Strategies that would effectively protect freshwater ecosystems and drinking water sources from microplastics pollution call for advanced scientific understanding in the detection and tracing of microplastic movement, quantification of microplastic loads and exposure risk assessments. The Microplastics Fingerprinting project is divided into four sections (or work packages). This structure enables us to directly address the four main objectives of our project:
Improve the detection and analysis of microplastics – work package 1
One challenge associated with studying microplastics is the lack tools and techniques that can be used to quickly determine the concentration, size and composition of microplastics. This significantly limits the amount of microplastic samples that can be analyzed, which makes quantifying plastic loads and determining potential impacts difficult. In this work package, we are working towards the development of a microplastics fingerprint library and methodological workflows that will make it easier and quicker to detect and analyze plastic samples.
Track the movement and fate of microplastic pollution at the watershed scale – work package 2
We currently understand very little about how microplastic material moves through watersheds. In this work package, we investigate the spatial distribution of microplastics in southern Ontario’s largest river basin, the Grand River watershed. Using predictive models, we will gain insights into where plastics are coming from and how they tend to move through the river to Lake Erie. This will help us quantify the loads of microplastics in different parts of the system including throughout the water column and in river and lake sediments.
Assessing climate vulnerability and exposure pathways to the lower Great Lakes – work package 3
We are exploring various factors that affect microplastics loads and movement through the watershed such as severe rainfall and snowmelt events, that are occurring more frequently due to climate change. This will help us monitor the changes in microplastics composition and flows from stormwater runoff. We are also analyzing sediment cores from reservoir systems in the Grand River watershed to understand temporal trends. Finally, researchers will examine microplastic loads in the raw water intakes for drinking water treatment plants, with the intention of identifying high risk exposure scenarios and to identify solutions that would minimize risks to public health.

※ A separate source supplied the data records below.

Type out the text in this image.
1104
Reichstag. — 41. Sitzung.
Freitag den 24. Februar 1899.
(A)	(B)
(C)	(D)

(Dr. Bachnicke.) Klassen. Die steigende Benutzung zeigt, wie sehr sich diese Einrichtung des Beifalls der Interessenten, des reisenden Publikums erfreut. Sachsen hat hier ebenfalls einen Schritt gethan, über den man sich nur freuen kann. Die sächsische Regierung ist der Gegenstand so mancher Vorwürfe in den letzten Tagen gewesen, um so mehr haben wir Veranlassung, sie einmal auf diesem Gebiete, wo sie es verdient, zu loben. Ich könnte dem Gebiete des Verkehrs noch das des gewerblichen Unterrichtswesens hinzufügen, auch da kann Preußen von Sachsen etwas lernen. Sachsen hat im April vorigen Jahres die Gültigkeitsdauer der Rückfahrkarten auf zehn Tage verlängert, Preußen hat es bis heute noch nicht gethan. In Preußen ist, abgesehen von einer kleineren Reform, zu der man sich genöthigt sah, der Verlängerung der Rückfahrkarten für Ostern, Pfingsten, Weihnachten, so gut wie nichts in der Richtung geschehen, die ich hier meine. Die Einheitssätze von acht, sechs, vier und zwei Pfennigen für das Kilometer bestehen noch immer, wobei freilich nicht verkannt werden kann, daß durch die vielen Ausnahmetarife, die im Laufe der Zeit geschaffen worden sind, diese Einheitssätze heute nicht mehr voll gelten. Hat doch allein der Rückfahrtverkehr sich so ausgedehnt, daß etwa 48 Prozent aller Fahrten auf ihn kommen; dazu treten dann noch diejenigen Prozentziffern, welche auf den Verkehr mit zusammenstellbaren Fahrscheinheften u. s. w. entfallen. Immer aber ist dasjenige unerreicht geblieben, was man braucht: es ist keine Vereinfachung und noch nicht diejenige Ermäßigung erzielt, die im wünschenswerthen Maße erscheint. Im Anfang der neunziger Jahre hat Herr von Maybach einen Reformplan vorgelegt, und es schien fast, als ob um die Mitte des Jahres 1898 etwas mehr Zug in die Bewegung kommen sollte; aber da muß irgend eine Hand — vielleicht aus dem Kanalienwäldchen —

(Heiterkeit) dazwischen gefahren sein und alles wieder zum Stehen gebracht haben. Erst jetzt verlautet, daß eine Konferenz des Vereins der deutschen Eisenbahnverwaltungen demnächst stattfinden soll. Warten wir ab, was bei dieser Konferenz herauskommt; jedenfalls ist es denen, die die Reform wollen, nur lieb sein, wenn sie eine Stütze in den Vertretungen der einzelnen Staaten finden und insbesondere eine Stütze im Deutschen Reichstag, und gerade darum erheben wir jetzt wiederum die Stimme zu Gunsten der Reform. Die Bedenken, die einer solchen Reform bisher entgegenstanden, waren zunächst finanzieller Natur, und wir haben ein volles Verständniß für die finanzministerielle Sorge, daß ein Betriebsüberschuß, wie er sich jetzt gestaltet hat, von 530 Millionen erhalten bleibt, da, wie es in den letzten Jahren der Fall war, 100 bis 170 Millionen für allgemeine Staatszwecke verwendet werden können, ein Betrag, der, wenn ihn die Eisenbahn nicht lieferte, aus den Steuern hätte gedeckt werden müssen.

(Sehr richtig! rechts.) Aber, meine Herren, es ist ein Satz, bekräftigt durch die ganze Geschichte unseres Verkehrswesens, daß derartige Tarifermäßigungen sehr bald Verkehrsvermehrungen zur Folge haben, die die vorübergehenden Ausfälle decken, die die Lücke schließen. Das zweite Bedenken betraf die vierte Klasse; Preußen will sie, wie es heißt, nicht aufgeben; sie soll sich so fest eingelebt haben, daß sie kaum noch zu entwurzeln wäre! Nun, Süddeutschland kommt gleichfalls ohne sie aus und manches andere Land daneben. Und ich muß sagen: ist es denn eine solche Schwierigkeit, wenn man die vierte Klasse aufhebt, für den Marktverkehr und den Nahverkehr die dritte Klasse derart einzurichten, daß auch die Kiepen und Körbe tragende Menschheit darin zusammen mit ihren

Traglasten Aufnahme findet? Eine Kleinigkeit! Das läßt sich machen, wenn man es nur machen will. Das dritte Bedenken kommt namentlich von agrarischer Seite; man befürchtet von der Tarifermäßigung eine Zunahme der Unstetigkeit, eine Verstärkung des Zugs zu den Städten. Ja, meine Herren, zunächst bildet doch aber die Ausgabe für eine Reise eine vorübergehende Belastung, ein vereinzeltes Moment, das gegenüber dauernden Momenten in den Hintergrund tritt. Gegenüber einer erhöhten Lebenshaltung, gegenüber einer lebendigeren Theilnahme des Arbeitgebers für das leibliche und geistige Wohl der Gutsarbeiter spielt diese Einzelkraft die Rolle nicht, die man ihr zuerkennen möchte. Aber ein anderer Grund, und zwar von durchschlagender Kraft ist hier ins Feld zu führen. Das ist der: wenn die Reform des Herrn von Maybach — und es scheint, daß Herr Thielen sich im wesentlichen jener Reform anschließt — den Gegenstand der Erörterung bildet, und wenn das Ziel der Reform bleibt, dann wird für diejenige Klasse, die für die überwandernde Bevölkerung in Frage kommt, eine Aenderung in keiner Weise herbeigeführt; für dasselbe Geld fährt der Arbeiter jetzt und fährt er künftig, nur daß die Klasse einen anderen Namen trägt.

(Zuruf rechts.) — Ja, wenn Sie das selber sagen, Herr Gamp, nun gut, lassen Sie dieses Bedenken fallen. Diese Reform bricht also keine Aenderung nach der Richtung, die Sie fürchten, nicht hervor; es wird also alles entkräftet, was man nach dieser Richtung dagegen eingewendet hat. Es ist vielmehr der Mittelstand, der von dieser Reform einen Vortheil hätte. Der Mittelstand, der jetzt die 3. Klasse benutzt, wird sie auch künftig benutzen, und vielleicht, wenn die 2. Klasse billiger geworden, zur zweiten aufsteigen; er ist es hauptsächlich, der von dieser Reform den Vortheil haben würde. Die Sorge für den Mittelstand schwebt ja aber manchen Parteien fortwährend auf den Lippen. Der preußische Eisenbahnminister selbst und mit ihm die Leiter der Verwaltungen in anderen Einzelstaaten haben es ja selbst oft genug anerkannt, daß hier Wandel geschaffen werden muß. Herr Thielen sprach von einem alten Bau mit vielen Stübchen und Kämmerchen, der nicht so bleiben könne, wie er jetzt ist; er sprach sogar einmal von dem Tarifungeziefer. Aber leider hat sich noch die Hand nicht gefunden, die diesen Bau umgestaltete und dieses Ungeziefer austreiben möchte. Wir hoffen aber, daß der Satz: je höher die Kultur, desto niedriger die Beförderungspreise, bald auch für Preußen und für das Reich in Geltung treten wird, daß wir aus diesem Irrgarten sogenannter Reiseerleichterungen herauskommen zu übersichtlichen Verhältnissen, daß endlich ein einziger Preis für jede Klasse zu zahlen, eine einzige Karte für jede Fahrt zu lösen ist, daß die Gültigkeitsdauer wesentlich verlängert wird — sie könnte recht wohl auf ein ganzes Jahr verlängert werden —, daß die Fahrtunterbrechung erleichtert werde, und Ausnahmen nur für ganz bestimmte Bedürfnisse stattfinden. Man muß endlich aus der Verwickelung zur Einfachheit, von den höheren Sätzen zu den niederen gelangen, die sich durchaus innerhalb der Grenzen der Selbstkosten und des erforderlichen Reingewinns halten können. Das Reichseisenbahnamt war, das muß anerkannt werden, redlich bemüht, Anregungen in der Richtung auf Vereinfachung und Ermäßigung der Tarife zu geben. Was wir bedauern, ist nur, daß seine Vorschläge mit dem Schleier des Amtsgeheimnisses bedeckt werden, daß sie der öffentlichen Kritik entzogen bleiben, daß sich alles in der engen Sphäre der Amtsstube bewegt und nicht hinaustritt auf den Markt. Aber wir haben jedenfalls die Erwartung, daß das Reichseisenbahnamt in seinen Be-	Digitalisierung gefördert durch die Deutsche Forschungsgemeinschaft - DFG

Reducing point source inputs and develop risk mitigation strategies – work package 4
The first part of this work package involves conducting an economic analysis of (micro)plastics pollution into the Great Lakes in terms of costs and benefits. We examine how concepts such as the circular economy could be applied to help eliminate plastic waste and promote resource recovery. The second part focuses on microplastics removal from wastewater treatment effluent and urban stormwater runoff. This work will yield a detailed understanding of the effectiveness of various treatment options and support the advancement of sustainable approaches to stormwater planning and management. Finally, researchers are developing a risk mitigation approach that identifies governance structures and policy instruments that can reduce the input of harmful plastic substances at its source and implement the gradual transition to more sustainable individual and collective behavior.